Nos despertamos a las 8.00. Los niños vienen, nos dan un beso de buenos días y pillan con celeridad sus tabletas para conectarse y matar marcianitos. ¡Viva la tecnología!

A las 8.30 desayunamos café, leche con cacao, zumo de naranja y los restos del desayuno de ayer. Queda algo de coca de Nocilla, unos pocos cruasanes y una ensaimada. Sigue siendo un ágape digno de los dioses del Olimpo.

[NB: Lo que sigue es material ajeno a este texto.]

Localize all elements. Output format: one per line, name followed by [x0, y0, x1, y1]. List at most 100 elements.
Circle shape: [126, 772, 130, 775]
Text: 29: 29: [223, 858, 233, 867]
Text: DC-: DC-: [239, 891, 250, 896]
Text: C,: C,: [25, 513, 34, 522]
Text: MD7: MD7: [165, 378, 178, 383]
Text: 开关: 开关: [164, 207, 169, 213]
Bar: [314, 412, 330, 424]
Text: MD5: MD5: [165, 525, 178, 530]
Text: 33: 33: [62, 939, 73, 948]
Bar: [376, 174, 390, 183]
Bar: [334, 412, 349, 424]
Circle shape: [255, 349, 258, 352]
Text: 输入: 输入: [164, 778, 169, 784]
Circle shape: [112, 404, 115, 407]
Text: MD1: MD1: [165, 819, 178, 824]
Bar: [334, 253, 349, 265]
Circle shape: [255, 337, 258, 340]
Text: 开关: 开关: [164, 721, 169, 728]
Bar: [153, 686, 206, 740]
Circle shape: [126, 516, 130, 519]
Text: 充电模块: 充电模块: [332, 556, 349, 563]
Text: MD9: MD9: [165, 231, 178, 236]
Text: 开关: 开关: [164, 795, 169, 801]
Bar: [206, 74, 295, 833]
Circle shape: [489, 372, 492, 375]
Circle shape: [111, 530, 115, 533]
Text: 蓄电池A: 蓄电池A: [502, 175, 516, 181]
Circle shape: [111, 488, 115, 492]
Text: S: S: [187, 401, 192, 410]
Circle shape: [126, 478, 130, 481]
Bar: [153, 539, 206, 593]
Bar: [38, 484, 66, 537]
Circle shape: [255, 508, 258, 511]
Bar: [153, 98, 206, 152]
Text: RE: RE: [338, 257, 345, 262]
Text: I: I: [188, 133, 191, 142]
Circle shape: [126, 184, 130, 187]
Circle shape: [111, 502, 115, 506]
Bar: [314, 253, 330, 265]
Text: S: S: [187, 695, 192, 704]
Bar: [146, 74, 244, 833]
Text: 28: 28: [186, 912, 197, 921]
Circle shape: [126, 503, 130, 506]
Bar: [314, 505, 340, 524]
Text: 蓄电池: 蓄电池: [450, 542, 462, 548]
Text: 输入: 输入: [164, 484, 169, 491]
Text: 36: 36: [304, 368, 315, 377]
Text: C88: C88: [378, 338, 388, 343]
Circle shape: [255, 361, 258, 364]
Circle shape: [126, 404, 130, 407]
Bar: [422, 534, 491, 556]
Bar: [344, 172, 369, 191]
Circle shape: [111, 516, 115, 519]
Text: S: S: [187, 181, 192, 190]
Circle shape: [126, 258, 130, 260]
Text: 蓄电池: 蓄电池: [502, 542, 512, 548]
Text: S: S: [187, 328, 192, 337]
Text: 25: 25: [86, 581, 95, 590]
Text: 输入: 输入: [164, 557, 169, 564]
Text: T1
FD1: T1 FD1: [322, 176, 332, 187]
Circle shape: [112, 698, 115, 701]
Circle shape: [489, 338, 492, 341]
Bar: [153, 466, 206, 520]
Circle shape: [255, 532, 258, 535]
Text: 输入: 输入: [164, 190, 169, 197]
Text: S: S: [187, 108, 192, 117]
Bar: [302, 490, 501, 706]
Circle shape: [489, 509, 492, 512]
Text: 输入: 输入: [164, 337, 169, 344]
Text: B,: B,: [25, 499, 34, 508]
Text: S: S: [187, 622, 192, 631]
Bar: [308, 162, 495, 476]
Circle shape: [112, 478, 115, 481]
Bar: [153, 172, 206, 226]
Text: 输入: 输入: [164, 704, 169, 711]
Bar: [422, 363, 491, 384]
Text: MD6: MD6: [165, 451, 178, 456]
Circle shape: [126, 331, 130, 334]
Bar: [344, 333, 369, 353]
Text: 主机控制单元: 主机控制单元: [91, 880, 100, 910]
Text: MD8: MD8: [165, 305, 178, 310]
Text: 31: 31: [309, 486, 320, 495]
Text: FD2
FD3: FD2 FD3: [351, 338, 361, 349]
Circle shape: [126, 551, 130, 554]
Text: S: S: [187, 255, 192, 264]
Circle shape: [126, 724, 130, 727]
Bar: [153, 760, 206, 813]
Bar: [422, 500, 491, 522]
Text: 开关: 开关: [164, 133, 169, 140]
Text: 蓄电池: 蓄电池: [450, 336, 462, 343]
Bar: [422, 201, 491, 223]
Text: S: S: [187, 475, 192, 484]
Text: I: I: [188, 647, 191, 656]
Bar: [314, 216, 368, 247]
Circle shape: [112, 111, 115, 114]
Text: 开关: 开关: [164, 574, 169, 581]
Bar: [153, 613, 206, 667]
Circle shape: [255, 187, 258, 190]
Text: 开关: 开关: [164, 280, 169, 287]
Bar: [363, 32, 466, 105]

Me siento frente al ordenador bien temprano. Nos ha entrado un trabajo urgente en el despacho y hemos de cumplir con los objetivos marcados. Comparto espacio con mis hijos, que a duras penas pueden hacer los deberes con su madre. La web Mestre a casa se cuelga más que el monigote del juego del ahorcado. Vengo criticando esta circunstancia, con la intención de que alguien se ponga las pilas, desde hace casi dos meses, pero veo que solo ha servido para lo mismo que mear para adentro.

Los primeros días de marzo, los defensores de lo indefendible dijeron que esa plataforma se había creado en apenas cinco días y que claro… ¿Qué esperábamos? ¿Cómo osábamos exigir más? Como si esta castaña pilonga de página web fuera lo mejor que nos pudieran ofrecer.

Aceptando barco como animal acuático y pulpo como animal de compañía, pues de lo contrario se llevaban su Scattergories, les di el beneficio de la duda. Confié en que arreglarían la web con el paso de las semanas. Para mi disgusto, y el de miles de familias valencianas, nada ha cambiado en dos meses. La web Mestre a casa se cae, se cuelga, se despeña por el abismo de Helm un día sí y otro también. Y a los padres y estudiantes no nos queda otro remedio más que buscarnos la vida, correr, como diría Gandalf, para no parecer insensatos. Hoy mi mujer ha tenido que tirar de email, de wasap y de no sé cuántas cosas más para que nuestros hijos pudieran acabar las tareas. ¡Qué despropósito! Los padres le pedimos a la Consejería de Educación una cosa, solo una, y ellos pierden el tiempo en otros menesteres en lugar de trabajar en lo que de verdad urge y es necesario.

A media mañana me contacta Eduardo, por Messenger. Es un jubilado de Castellón que disfruta a diario comentando esta columna con su esposa. Me encantan estos mensajes.

Mi amigo Juan Carlos me envía por wasap una foto suya frente un gran caldero de arroz caldoso, con sus judías, pollo y conejo. Veo que se ha dejado bigote. Se parece mucho a Wyatt Earp. Solo espero que no tenga en la agenda ningún tiroteo en el Ok Corral de Tombstone, Arizona.

A las 12.00 salgo al balcón. El sol pega con fuerza. Me calo el sombrero Panamá y hago la siesta del borrego.

Comemos espinacas con beicon, piñones y bechamel. Me gustan mucho las espinacas. A mis hijos no. Las detestan. Si pudieran agarrarían a Popeye por las solapas de su ridícula indumentaria y lo arrojarían por la borda.

Después de comer terminamos de ver la primera temporada de Devs. No ha estado mal. Pero solo se la recomiendo a los que disfruten con la ciencia ficción de profundo calado.

A las 17.30 salimos a pasear. Mis hijos se han calzado los patines y vuelan por el carril bici. Está siendo un buen día.

A las 20:00 salimos a aplaudir. Y a las 21:00 alucinamos con la cacerolada. No nos sumamos, pero entendemos a quienes la protagonizan.

Y así pasa un día más sin que haya escrito ni una sola línea de mi nueva novela. ¡Maldito virus!